Supreme Court judge Anthony Cavanough ruled the covenant was still in place and agreed the flats would invade Preston’s privacy, singling the food critic out in his ruling.

‘‘I accept that it would diminish the quality of the Prestons’ family life through decreased enjoyment of their private outdoor living area and the rear rooms of their home,’’ he said in his judgment.

‘‘All the families who opposed this are very relieved,’’ Preston said.

‘‘The great irony of all this is I’m used to being watched. But I don’t think it matters what suburb you live in. Everyone loves their home and the street they live in and want to see it remain just the same.’’

Preston’s neighbours also argued the development would provide a bird’s-eye view into their houses and gardens.

Justice Cavanough supported the argument that the project would destroy the area’s character, overburden the land and create an eyesore at the cost of a historically significant Edwardian home.

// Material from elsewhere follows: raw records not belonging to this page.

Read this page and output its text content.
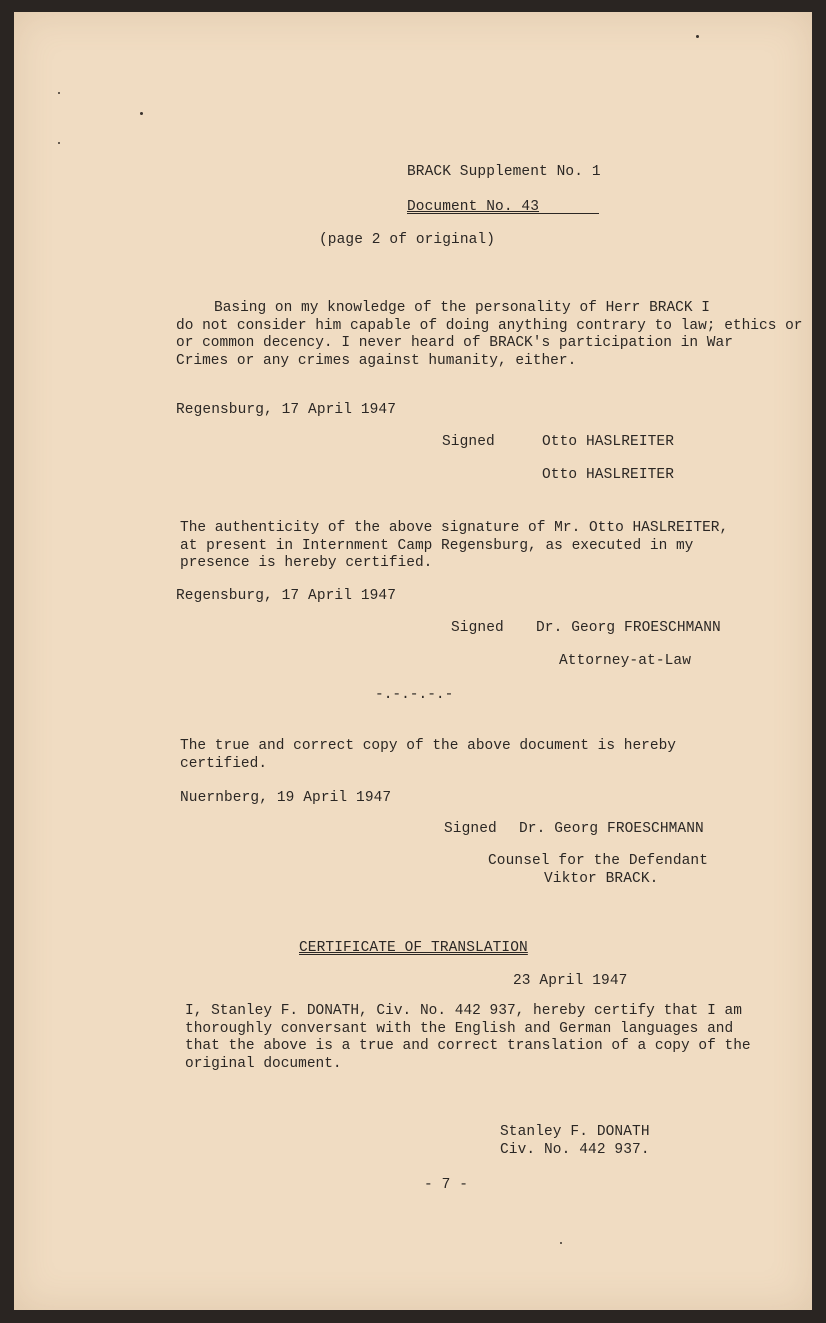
BRACK Supplement No. 1
Document No. 43
(page 2 of original)
Basing on my knowledge of the personality of Herr BRACK I
do not consider him capable of doing anything contrary to law; ethics or
or common decency. I never heard of BRACK's participation in War
Crimes or any crimes against humanity, either.
Regensburg, 17 April 1947
Signed	Otto HASLREITER
Otto HASLREITER
The authenticity of the above signature of Mr. Otto HASLREITER,
at present in Internment Camp Regensburg, as executed in my
presence is hereby certified.
Regensburg, 17 April 1947
Signed Dr. Georg FROESCHMANN
Attorney-at-Law
-.-.-.-.-
The true and correct copy of the above document is hereby
certified.
Nuernberg, 19 April 1947
Signed Dr. Georg FROESCHMANN
Counsel for the Defendant
Viktor BRACK.
CERTIFICATE OF TRANSLATION
23 April 1947
I, Stanley F. DONATH, Civ. No. 442 937, hereby certify that I am
thoroughly conversant with the English and German languages and
that the above is a true and correct translation of a copy of the
original document.
Stanley F. DONATH
Civ. No. 442 937.
- 7 -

Malvern resident Ken Davis said the ruling would have enormous ramifications for residents and developers.

‘‘In the past, many developers have just ignored these historic conditions and there are probably dozens, if not hundreds of others just like it across Melbourne,’’ he said.



  1. Warren says:

    Separation of powers?
    Many of these dodgy decisions would be overturned at the Supreme Court but they survive unchallenged only because the costs are prohibitive.

    There are more than 100 DD08 zoned properties in areas east of Thiele Street and south from Hepburn road Doncaster that are encumbered with single dwelling covenants. There could well be more, since they were common in the new subdivisions sold in the area during the land boom of the late 60s and early 70s. It is significant that the judge in his summary, besides his reference to the legal status of the restrictive covenant, had termed the development an “eye sore and an invasion of privacy” and it “compromised family life”.


  2. Bob Pitts says:


    A restrictive covenant prevents one property from being used in a particular way for the benefit of other specified land. Those referred to by Warren east of Thiele Street could prevent development, if a single dwelling covenant was registered on the title of the proposed development site, and it was expressed to be for benefit of usually nearby land. This might be of value if the flats near Curlew and Thiele were to go to Council, though I think it is now Council’s job to make sure that there is no potential breach of covenant involved.

    I would be surprised if focus on this paid dividends, though it is not hard to check, and should be done early on in reviewing proposed development plans.


  3. jim says:

    Manningham Council has shown in the past that it will remove single dwelling covenants using a third method, planning scheme amendments. Amendment C72 removed single dwelling covenants from a number of properties in Hepburn Rd. This process is failsafe for the Council especially if backed by sympathetic State Govt or planning bureaucrats. Racketeering pun aside, I think a lot of money can provide protection.

  4. Damon says:

    I am dealing with a client in Glen Waverley who wants to split their block of land so they can provide an opportunity to help their daughter to own her own home whereby she can also care for her aging parents. Not being able to remove the covenant will mean that the daughter will have to move 22 km’s away to a new estate. Her parents will have to continue to repair an old house which is too large for them. They will also more than likely have to move into care accommodation years before they might had the daughter been able to care for them before and after she went to work.
    It seems that this restrictive covenant does nothing for young or old people wanting to stay in the area they grew up in , including the ideals we are meant to be fostering about clean and grean living. Without increasing densities we will never reach our green targets or lifestyle.